É interessante atentar que, nas Legislativas de 2022, apenas três partidos políticos, a que correspondem ¾ dos votos apurados, incluíram claramente nos seus programas eleitorais o propósito de desenvolver o regadio sustentável (Campello, 2022).
Cabe notar que os solos de Portugal Continental são na sua maioria pouco profundos, pedregosos, 83% são ácidos e 70% apresentam um baixo teor de matéria orgânica. Consequentemente, apresentam baixa fertilidade e exigem a adoção de práticas agronómicas adequadas, como, por exemplo, a não mobilização do solo – segundo o Professor Mário de Carvalho, a erosão representa o maior problema ambiental gerado pelo sector –, calagens e fertilizações orgânicas.
Acrescem, por outro lado, conforme escreveu Mestre Vieira Natividade em meados do século passado (sic): «As prolongadas estiagens, tão características do clima mediterrâneo, e que pesam sobre a agricultura portuguesa como uma trágica maldição».
Com efeito, em decorrência do clima mediterrânico de Portugal Continental, a chuva escasseia quando a temperatura ambiente é favorável ao crescimento das plantas (Primavera – Verão).
Este longo período de défice hídrico, com amplas variações inter-anuais de precipitação, poderá vir a sofrer um agravamento caso se confirme a ocorrência das previsíveis alterações climáticas conducentes à redução da precipitação, nomeadamente na região mediterrânica.
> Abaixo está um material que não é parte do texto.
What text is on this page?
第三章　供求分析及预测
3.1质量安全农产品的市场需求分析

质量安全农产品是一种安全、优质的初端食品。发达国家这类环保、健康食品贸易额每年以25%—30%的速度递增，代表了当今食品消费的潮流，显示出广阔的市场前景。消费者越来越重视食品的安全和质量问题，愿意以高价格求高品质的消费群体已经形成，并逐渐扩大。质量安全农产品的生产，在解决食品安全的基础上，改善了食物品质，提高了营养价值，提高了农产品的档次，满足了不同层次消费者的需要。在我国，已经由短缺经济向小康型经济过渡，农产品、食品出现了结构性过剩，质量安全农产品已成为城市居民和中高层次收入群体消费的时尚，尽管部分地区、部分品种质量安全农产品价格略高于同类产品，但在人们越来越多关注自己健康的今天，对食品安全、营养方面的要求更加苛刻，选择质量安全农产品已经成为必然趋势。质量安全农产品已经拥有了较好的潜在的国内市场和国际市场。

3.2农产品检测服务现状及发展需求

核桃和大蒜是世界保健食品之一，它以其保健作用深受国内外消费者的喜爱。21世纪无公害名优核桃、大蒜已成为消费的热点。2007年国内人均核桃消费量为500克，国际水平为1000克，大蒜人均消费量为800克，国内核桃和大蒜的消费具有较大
Atendendo ao que precede, o recurso ao regadio permite assegurar a disponibilidade da água necessária às culturas, contribuindo para favorecer a sua produtividade, inclusivé a adaptação às alterações climáticas.
Segundo a Federação Nacional de Regantes de Portugal (FENAREG, 2019), em média 1 hectare de regadio produz 5 vezes mais do que 1 hectare de sequeiro, o que corresponde a um incremento substancial do rendimento das produções agrícolas, contribuindo assim para a viabilidade económica de muitas explorações e consequente fixação de populações (tanto diretamente nestas, como nas empresas de prestação de serviços e de fornecimento de factores de produção inerentes à actividade agrícola).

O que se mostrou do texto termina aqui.